When it comes to public speaking, presentations do more for business than speeches, said Greg Owen-Boger, vice president of Turpin Communication, during his session at ATD 2016 Conference & Exposition: The Orderly Conversation: Business Presentations Redefined” That is, when speakers and their audience work together toward a goal, it’s more positive than a speech that could leave the audience feeling distant to the speaker, inspiring as it may be.
So the question becomes: How can you mold your own personal speaking style into something that gets business moving?
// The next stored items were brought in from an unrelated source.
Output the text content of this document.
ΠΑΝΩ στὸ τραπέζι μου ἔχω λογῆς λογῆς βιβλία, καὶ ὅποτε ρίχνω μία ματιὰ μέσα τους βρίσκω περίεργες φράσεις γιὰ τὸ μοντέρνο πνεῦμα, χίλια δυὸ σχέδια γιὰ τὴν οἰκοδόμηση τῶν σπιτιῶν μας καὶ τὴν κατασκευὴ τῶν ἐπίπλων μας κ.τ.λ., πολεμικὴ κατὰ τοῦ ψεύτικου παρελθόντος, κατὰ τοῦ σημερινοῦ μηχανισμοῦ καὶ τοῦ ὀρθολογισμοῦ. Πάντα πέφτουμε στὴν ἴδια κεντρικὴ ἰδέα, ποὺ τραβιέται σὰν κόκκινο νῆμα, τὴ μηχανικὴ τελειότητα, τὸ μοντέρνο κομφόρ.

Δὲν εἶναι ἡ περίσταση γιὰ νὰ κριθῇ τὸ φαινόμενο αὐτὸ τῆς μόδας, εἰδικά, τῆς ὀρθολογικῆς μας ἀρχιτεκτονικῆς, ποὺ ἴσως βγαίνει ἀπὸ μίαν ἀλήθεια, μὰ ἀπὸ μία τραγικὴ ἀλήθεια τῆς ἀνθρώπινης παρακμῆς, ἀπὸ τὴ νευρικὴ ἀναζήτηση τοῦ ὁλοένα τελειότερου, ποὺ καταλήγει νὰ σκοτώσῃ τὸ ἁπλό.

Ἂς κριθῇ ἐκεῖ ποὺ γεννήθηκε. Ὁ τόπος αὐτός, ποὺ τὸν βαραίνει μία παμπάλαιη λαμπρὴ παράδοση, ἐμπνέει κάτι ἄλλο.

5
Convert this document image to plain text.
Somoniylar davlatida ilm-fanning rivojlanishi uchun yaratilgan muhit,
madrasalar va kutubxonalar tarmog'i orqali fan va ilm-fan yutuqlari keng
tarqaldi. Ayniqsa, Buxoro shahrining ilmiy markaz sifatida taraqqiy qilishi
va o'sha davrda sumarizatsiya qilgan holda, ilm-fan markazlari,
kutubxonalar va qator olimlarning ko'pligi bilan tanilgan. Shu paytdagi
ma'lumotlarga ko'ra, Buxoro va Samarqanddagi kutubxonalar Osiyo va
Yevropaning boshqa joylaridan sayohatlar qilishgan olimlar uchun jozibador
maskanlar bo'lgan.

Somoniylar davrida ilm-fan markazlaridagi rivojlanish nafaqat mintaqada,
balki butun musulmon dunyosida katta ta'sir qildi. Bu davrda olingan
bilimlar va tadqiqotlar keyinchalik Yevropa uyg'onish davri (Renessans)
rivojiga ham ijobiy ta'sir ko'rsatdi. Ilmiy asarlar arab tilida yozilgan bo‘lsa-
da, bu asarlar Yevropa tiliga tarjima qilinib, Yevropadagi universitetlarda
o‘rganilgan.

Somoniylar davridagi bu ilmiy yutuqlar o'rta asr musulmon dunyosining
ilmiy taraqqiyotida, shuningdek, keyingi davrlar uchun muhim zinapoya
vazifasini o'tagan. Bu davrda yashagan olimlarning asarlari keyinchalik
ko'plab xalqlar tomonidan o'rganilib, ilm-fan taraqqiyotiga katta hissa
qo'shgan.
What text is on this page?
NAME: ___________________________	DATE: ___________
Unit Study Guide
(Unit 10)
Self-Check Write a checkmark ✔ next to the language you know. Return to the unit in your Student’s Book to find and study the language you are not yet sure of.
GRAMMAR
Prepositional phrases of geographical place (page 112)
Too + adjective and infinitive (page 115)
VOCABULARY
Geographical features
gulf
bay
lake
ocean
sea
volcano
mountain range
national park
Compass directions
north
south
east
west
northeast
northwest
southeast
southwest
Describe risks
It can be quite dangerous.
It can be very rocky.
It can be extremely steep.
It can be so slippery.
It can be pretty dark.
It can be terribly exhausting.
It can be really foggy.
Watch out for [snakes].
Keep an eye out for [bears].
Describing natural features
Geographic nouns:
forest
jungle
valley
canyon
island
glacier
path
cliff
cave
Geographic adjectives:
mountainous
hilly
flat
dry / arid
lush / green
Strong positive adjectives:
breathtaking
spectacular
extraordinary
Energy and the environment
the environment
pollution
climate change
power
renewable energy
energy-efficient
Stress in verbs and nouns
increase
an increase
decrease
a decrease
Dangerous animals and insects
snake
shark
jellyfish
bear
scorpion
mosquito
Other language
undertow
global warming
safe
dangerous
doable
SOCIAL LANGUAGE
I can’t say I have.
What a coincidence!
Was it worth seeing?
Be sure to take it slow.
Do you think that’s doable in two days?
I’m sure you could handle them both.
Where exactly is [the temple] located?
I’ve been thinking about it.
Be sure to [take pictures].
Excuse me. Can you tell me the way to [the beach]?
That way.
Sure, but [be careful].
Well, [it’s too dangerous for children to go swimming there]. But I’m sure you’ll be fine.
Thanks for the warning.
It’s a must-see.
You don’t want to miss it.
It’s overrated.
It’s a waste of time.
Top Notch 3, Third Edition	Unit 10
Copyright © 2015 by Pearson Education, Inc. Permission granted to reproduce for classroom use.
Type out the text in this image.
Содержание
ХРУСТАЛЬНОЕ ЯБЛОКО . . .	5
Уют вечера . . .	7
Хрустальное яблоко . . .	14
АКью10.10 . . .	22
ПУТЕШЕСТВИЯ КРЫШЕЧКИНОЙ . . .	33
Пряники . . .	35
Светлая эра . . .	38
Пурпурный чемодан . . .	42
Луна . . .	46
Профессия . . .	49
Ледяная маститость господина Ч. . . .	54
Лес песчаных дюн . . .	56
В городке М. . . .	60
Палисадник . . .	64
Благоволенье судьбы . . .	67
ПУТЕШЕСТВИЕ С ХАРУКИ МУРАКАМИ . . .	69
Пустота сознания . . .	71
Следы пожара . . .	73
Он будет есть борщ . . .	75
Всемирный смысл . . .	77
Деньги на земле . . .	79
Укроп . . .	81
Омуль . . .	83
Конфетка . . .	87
It’s important to frame a presentation with a standard introduction and conclusion, he said. It’s just as important, through the presentation, to remain engaged. Engaged speakers aren’t nervous, are connected with individuals, and are having a collaborative conversation with their audience. If you’re not sure if you’re an engaged speaker, Owen-Boger has a question: “Do you remember seeing their faces?”
Those who are engaged can think on their feet, play off the audience better, and have a more successful presentation. That’s equally true for “writers,” who are focused on structure and pre-planning, and “improvisers,” who are comfortable winging it but have a tendency to lose focus (and, as a result, listeners).
Owen-Boger recommends determining which of those archetypes fits you, then adapting—while keeping your personal presentation style intact—to combat some of your archetype’s inherent weaknesses.